- Daweishan Location in Hunan
- Coordinates: 28°27′27″N 114°00′33″E﻿ / ﻿28.4575°N 114.0091°E
- Country: People's Republic of China
- Province: Hunan
- Prefecture-level city: Changsha
- County-level city: Liuyang

Area
- • Total: 401.7 km^{2} (155.1 sq mi)

Population (2015)
- • Total: 27,400
- • Density: 68.2/km^{2} (177/sq mi)
- Time zone: UTC+8 (China Standard)
- Postal code: 410309
- Area code: 0731

= Daweishan =

Daweishan Town (大围山镇 (大圍山鎮, Dàwéishān Zhèn)) is a rural town in Liuyang City, Hunan Province, People's Republic of China. As of the 2015 census, it had a population of 27,400 and an area of 401.7 km2. It borders Pingjiang County in the north, Paibu Town of Jiangxi in the east, Zhangfang Town in the south, and Dahu Town in the west and southwest.

==History==
According to the Total annals of the Qing Dynasty (大清一统志), the name of Daweishan derives from the view of the town shrouded by mountains.
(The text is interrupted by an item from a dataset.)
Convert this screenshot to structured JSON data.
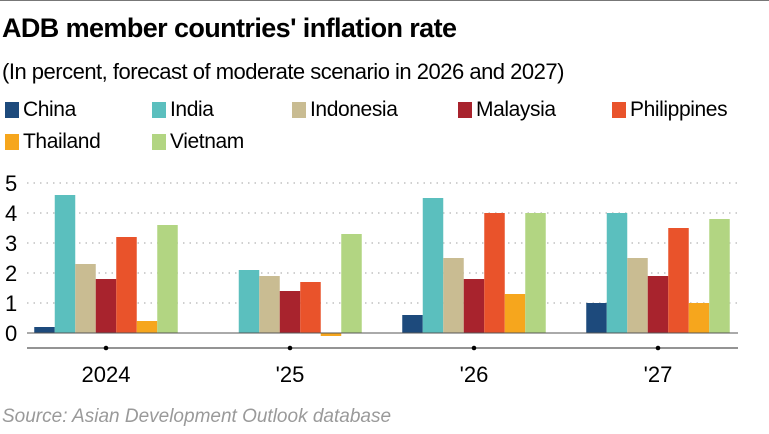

In 1995, the Zhongyue Township (中岳乡) and former Daweishan Township (大围山乡) merged to form the Daweishan Town.

In 2005, Baisha Township (白沙乡) was merged into the town.

==Administrative divisions==
The town is divided into 10 villages and two communities, which include the following areas:
- Dongmen Community (东门社区)
- Baisha Community (白沙社区)
- Zhongyue Village (中岳村)
- Tongxing Village (同幸村)
- Zhongduan Village (中塅村)
- Jinzhongqiao Village (金钟桥村)
- Chudong Village (楚东村)
- Tianxinqiao Village (田心桥村)
- Shangping Village (上坪村)
- Liuheyuan Village (浏河源村)
- Beiluyuan Village (北麓园村)
- Daweishan Village (大围山村)

==Geography==
The Daxi River (大溪河) flows through the town.

There are a number of popular mountains located immediately adjacent to the townsite which include Mount Qixingling (七星岭, 1607.9 m); Mount Baimianshi (白面石, 1215.6 m); Mount Chongtian Lazhu (冲天蜡烛, 841 m); Mount Lingpai (灵牌山, 727 m); Mount Diaoshuijian (吊水尖, 839.2 m); and Mount Wangpojian (王婆尖, 951 m).

==Economy==
The local economy is primarily based upon agriculture and tourism.

Wood, fruit, traditional Chinese medicine and phyllostachys pubescens are important to the economy.

==Education==
- Daweishan Middle School

==Transportation==
The County Road X002 passes across the town west to east.

==Attractions==
A national park is located southeast of the town: Daweishan National Forest Park (大围山国家森林公园). Daweishan Rafting (大围山漂流) is a famous scenic spot.

Other main attractions are the Dongmen Ancient Town (东门古镇), Weishan Academy (围山书院) and Tomb of Tang Shou (宋代汤寿古墓).